The Mildura event merely exposed dysfunction in BOM (and to some extent the ANSP) and accordingly the regulator. It was mostly luck that there was no hull loss and injuries or fatalities. So pretty easy to use the ‘move on nothing to see here’ tactic.

The coin having fallen the other way on 18 November 2009, the PIC of NGA exposed fundamental flaws in:

- Australia’s Pacific neighbours’ flight services
- BOM
- Australia’s ANSP
- the governance of an external Australian territory
- the operations of a politically-connected air operator, and
- the regulator’s oversight of the air operator.

This around the time of the FAA audit.

Very, very inopportune circumstances for a pilot to make a mistake. Way too many embarrassments.

The subsequent attempted whitewash managed to expose the increasing dysfunction in the ATSB.

These factors (and Australia’s airport infrastructure) are why Australia’s international reputation is that it is the only third world aviation nation in which you can safely drink the tap water.

Naturally, in the Orwellian world of 21st century government, all these organisations have to pretend that they’re doing a great job and ‘punching above their weight’. FWGJAU!

Coincidentally - purely coincidentally - the governance arrangements for the external Australian territory in question were, subsequent to the ditching, changed, and YSNF coincidentally - purely coincidentally - reappeared in the Area Forecasts for Area 20.
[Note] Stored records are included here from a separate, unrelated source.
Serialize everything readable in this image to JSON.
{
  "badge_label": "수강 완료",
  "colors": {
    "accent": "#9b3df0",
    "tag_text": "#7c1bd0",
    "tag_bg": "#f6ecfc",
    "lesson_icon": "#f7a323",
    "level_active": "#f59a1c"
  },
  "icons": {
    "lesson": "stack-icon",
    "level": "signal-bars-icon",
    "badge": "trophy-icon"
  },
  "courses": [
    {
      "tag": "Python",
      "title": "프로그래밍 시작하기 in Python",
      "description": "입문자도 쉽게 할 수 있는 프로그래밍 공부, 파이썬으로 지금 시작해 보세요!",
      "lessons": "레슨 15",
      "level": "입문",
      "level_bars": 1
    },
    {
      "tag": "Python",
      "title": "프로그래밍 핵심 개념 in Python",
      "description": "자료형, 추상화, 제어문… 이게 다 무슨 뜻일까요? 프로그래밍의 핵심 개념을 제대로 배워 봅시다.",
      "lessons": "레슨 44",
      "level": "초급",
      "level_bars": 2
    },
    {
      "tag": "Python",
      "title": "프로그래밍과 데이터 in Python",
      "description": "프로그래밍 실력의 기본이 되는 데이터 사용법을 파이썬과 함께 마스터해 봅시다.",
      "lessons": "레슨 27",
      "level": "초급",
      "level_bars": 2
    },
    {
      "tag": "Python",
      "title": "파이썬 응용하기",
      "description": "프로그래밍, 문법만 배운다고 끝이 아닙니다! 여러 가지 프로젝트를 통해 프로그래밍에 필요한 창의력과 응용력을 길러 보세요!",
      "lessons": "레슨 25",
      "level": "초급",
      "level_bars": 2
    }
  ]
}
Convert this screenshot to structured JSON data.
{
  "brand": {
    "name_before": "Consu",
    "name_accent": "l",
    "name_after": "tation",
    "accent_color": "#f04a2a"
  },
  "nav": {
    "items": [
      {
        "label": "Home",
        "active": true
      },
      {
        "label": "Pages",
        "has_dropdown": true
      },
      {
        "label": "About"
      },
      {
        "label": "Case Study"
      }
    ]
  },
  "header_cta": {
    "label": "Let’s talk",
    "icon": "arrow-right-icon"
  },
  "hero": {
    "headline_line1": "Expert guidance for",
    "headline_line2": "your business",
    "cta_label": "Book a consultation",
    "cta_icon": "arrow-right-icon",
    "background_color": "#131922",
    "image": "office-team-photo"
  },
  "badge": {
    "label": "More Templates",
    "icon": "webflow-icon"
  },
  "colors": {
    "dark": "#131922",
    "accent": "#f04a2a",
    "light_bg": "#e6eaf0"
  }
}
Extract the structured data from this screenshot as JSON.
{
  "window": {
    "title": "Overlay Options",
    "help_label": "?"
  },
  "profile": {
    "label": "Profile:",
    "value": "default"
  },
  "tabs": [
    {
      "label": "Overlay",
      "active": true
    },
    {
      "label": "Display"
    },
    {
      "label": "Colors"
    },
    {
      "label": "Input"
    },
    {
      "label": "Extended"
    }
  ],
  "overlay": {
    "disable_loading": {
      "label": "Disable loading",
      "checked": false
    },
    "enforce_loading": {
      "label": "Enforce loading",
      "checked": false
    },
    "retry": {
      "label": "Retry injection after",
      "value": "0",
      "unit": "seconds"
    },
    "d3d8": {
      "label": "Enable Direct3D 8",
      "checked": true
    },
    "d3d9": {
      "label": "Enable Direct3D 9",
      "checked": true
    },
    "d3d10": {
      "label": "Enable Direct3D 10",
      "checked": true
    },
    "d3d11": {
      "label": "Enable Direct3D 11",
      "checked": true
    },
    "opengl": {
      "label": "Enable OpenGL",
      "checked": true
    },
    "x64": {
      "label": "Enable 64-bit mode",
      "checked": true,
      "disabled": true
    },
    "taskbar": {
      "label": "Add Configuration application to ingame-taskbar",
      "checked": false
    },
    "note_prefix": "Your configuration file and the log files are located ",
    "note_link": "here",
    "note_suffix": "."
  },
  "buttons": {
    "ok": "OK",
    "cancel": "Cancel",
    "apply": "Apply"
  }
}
I should note that I’m not criticising any individual. I’m not criticising any individual who provides air traffic control or flight information services, or weather forecasting or reporting services, or individual investigators or operations or airworthiness inspectors. What’s at fault is the busted organisations in which they work - organisations that as a whole are now much less than the sum of their parts.